А та черная ребрастая не пронялась да и ну швырять камни – и полетели камни, да все мимо, все мимо. Он ей в отдачу и тоже мимо – не попадает.
И устал, присел на бережку, и девка угомонилась.
А тишина такая, все зелено, чуть ветерок и дремно.
И вдруг черные длинные пальцы – черные длинные потянулись из болота да как в ногу ткнут булавкой –
Будылин вскочил с дивана.
И так горячо представилась ему Маша, так мысленно увидел он ее близко.
«Неужто это правда? Правду сказал Баланцев? Сбрить усы! Ну а привычки и неумение? Любовь научит? А фамилия? Все старое насмарку?»
Антон Петрович велел Овсевне самовар ставить, а сам присел к окну коротать часы до чаю.
Белая ночь зеленоглазая, болея, холодела над опустелым Петербургом.
Все разъехались: кто на дачу, кто за границу и остались подневольные, связанные делом, да ожидающие отпусков.
Под музыку, от которой выло на сердце, развлекались, прожигая ночные часы.

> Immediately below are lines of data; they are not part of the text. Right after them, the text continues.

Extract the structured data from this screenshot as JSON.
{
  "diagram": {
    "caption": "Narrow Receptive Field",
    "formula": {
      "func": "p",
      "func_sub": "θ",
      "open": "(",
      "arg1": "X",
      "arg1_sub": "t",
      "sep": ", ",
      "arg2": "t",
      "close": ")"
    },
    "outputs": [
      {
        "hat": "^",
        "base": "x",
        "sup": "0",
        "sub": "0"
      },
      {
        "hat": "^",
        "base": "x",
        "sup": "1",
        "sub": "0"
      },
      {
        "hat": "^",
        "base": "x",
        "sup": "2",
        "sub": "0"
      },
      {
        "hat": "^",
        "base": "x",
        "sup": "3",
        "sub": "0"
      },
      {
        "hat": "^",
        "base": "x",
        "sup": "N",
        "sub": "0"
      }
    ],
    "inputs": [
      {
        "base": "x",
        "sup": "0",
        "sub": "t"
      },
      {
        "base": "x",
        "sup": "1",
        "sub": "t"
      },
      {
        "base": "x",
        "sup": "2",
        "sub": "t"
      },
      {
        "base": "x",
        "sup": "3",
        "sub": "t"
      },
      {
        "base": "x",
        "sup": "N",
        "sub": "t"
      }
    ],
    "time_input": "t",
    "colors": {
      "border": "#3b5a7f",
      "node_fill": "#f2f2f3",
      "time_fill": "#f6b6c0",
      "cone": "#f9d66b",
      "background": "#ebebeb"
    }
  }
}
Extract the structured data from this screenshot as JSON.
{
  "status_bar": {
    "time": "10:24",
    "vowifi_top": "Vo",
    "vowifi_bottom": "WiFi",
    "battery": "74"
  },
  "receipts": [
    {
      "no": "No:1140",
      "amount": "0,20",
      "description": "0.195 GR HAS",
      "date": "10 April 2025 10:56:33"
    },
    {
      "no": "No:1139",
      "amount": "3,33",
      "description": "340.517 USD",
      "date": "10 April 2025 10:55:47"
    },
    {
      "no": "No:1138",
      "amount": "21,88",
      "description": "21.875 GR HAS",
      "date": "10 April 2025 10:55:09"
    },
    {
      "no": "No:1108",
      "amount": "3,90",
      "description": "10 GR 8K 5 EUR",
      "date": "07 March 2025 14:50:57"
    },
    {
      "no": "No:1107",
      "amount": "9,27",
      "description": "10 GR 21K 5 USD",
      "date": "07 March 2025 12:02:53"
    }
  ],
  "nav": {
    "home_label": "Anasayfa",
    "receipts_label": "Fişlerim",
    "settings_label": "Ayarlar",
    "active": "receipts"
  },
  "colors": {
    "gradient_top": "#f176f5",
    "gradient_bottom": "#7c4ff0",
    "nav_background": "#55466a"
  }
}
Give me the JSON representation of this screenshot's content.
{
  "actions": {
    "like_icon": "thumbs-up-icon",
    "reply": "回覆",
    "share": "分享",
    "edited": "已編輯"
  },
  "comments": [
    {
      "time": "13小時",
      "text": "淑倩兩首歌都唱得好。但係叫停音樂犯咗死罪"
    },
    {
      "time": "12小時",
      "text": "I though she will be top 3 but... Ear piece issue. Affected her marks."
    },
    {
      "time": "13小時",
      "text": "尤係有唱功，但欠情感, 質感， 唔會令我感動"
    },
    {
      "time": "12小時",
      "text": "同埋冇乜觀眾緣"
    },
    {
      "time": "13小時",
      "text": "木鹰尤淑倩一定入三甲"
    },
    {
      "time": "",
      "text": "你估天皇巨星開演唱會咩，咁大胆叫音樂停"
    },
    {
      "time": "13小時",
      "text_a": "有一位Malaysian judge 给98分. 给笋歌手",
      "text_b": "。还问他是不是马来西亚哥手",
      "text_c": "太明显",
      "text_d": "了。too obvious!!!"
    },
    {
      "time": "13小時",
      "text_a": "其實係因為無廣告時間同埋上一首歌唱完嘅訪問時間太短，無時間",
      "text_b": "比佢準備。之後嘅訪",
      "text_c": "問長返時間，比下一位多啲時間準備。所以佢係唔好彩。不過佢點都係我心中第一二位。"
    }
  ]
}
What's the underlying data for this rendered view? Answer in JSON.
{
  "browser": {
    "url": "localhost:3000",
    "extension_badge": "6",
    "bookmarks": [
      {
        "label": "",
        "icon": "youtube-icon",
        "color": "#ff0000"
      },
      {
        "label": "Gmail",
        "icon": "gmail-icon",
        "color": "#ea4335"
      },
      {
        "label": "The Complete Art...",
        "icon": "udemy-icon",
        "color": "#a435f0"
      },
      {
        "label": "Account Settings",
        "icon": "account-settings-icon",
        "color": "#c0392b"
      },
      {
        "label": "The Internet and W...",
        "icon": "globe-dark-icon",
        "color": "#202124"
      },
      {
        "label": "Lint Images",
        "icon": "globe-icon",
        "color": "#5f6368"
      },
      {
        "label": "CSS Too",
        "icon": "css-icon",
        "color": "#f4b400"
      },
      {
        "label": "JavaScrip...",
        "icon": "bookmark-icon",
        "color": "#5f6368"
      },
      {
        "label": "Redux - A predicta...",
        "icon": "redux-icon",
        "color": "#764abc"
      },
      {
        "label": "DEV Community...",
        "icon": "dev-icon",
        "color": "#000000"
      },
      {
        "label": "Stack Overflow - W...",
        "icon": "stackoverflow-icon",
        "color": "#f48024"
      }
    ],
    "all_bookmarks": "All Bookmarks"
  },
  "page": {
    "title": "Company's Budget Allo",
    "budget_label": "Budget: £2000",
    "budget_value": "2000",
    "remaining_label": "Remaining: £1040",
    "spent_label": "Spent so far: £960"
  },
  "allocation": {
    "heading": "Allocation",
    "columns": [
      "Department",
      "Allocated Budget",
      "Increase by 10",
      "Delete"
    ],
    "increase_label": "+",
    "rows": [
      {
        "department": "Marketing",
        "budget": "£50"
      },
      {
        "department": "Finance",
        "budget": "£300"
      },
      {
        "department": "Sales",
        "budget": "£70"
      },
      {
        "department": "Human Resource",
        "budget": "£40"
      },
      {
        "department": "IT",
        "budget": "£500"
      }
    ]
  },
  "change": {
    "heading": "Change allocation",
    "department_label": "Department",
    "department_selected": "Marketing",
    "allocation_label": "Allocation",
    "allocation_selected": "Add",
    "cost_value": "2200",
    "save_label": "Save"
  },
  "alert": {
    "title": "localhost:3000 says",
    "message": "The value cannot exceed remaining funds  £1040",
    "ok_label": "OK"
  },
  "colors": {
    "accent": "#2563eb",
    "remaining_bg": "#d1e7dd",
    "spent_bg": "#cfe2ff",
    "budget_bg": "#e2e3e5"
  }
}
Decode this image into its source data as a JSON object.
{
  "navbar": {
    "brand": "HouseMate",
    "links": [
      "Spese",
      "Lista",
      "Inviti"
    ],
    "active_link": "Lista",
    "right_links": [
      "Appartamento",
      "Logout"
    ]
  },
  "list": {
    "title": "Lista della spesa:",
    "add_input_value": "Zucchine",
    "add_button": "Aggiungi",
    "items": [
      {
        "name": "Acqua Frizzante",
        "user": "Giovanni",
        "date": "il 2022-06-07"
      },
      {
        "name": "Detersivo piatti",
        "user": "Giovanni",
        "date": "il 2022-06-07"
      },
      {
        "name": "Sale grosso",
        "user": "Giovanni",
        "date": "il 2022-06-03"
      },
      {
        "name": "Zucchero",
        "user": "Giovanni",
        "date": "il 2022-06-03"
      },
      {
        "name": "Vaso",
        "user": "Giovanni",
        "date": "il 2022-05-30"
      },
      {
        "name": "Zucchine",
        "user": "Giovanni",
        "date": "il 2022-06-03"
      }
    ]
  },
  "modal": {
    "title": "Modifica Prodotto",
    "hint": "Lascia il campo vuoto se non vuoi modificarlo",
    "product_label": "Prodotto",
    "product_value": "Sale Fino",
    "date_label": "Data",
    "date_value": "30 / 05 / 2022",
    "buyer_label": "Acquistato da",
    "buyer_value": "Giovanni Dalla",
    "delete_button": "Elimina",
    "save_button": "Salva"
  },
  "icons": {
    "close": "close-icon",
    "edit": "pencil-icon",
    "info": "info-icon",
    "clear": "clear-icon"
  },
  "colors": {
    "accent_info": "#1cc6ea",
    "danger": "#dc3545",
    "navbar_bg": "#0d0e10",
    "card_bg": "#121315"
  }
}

И то, что в прошлом году прошло в Берлине по части развлечений, повторялось, как новинка, в Петербурге, – поплоше и победнее Берлинского, конечно.
Вы заглядывали в Луна-парк? Помните все эти идиотские хождения по искривленным поверхностям, помните танцы диких? – Все это прошлогоднее.
На окраинах в рабочих кварталах еще не оторвавшимся от земли заводским и фабричным, а таких едва ли не весь Петербург, грезилась родная деревня: луга, поле, лес.
И тоска была по траве.
А дальше по деревням там – на полях одна мысль о погоде.
А там опять под Берлин – провинциальные театры – но еще плоше,
и ску-у-чища.
А там – Россия – дремучая, ковылевая, и темная, как гроза, как пожар –
В свете белой ночи и белых приторных электрических шаров спускались над Петербургом, над торчащими красными трубами, как бледные северные звезды, белоночные крылатые небесные вестники:
одни шли по душу,
другие с душой,
третьи – утешители.
И демоны из воздушных жилищ с севера, с юга, с востока и с запада проникали в жилища лукавой мыслью, соблазном и завистью;
темным спутником, черной встречью шныряли демоны по трактам, проспектам и людным улицам.
Антон Петрович высунулся из окна и смотрел вниз.
И все дышало в нем величием и гордостью, как в Медном Всаднике над полноводной Невой, и вместе что-то от химеры было в лице его, безобразнейшей химеры, засматривающей с колокольни Собора на гудущий вечерний Париж.
Какой-то пробиравшийся по двору, может, и вор, заглянув наверх к Будылину, вдруг присел на корточки –
А может, только померещилось Будылину и никакого вора не было, или просто кто по нужде зашел во двор.